Significant differences were evident between patients at the 4-month assessment and nonpatients in ratings of the number of days fatigued (see Table 3). Similar to the end of treatment and 2-month assessments, patients reported more days of fatigue (P = .01). The observed mean difference appeared to be clinically meaningful in that a greater percentage of patients than nonpatients scored in the abnormal range (P = .01, see Table 4). Additional analyses indicated that CT + RT patients (P = .003), but not RT patients (P = .43), reported more days of fatigue than their matches (see Tables 5 and 6).

Significant differences were evident between patients at the 4-month assessment and nonpatients in ratings of the current fatigue (see Table 3). Similar to the end of treatment and 2-month assessments, patients provided higher ratings of current fatigue (P = .04). Although there was a mean difference, there was no difference (P = .07) in the percentages of patients and nonpatients scoring in the abnormal range (see Table 4). Additional analyses did not reveal significant differences between CT + RT patients and their matches (P = .11) or RT patients and their matches (P = .15) on this measure (see Tables 5 and 6).
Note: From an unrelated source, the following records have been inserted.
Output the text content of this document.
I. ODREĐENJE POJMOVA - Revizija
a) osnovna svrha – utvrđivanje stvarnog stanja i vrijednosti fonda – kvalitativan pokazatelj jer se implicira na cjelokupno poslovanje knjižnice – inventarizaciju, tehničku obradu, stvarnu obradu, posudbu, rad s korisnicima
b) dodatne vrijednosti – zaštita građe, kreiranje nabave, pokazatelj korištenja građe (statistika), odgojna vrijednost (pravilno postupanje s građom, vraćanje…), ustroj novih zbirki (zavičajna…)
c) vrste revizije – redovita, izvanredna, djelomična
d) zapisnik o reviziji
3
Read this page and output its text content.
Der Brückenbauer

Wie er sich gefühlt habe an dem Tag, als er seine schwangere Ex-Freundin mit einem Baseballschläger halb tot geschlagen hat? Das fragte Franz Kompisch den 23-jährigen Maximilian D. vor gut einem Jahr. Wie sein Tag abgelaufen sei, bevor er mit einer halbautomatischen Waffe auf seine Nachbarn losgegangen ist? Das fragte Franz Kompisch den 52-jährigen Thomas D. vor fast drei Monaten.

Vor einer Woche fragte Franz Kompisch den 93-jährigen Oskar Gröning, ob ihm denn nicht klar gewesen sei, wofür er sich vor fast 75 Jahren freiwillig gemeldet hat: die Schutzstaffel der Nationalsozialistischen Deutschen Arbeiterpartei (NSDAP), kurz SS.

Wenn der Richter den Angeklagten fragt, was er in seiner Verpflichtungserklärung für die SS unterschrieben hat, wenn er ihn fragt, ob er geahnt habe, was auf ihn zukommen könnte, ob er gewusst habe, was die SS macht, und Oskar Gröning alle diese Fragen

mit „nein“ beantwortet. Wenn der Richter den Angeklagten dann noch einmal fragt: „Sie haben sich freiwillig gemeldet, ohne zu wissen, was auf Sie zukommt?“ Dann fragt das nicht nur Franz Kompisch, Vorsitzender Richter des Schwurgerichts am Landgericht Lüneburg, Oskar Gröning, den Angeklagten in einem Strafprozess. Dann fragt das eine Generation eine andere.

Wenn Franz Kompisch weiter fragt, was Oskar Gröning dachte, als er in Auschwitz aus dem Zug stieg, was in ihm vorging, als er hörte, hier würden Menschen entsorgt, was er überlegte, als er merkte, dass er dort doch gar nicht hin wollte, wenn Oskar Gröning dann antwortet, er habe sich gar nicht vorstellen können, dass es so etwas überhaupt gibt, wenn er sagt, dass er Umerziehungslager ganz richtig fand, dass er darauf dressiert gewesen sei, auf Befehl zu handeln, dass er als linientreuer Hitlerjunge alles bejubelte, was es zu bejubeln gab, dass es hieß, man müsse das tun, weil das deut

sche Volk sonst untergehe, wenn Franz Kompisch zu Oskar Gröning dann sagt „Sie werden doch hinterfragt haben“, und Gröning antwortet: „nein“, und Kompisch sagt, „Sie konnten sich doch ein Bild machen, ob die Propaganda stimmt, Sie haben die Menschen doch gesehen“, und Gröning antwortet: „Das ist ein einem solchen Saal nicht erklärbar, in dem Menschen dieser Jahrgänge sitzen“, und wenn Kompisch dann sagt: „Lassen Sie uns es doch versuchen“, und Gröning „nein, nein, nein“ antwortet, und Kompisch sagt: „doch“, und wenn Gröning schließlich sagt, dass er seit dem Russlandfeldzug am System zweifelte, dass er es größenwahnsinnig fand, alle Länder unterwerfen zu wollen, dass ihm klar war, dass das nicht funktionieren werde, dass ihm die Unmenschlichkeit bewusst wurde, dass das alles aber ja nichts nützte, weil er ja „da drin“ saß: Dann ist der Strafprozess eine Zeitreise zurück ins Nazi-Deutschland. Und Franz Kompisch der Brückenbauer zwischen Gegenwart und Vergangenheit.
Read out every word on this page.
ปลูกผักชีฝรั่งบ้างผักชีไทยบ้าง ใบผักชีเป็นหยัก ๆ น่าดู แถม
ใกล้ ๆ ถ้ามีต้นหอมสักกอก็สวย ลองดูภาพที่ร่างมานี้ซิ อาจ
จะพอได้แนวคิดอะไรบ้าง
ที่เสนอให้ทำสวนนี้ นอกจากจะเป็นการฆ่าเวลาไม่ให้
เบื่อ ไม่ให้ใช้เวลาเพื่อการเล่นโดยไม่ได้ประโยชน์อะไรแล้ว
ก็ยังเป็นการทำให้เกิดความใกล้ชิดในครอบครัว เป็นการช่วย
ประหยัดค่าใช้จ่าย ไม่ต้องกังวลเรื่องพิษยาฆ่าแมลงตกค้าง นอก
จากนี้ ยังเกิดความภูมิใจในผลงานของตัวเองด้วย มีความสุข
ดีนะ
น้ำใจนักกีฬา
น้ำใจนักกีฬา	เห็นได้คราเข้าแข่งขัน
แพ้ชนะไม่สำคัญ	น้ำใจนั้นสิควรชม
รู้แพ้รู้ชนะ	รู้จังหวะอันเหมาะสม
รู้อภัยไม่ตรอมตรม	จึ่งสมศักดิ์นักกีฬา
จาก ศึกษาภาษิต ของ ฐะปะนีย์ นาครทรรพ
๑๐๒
Significant differences were also evident between patients at the 4-month assessment and nonpatients in ratings of most fatigue (see Table 3). Contrary to predictions, patients provided lower ratings than nonpatients of their level of fatigue on the day they felt most fatigued in the past week (P = .05). Although there was a mean difference in most fatigue, there was no difference (P = 1.00) in the percentages of patients and nonpatients scoring in the abnormal range on this measure (see Table 4). Additional analyses did not reveal significant differences between CT + RT patients and their matches (P = .31) or RT patients and respective matches (P = .10) on this measure (see Tables 5 and 6).

Comparison of Fatigue Between Patients at the 6-Month Assessment and Nonpatients

Significant differences were evident between patients at the 6-month assessment and nonpatients in ratings of the number of days fatigued (see Table 3). Similar to all 3 previous assessments, patients reported more days of fatigue (P = .04). The observed mean difference appeared to be clinically meaningful in that a greater percentage of patients than nonpatients scored in the abnormal range on this measure (P = .04, see Table 4). Additional analyses indicated that CT + RT patients (P = .03), but not RT patients (P = .41), reported more days of fatigue than their respective matches (see Tables 5 and 6).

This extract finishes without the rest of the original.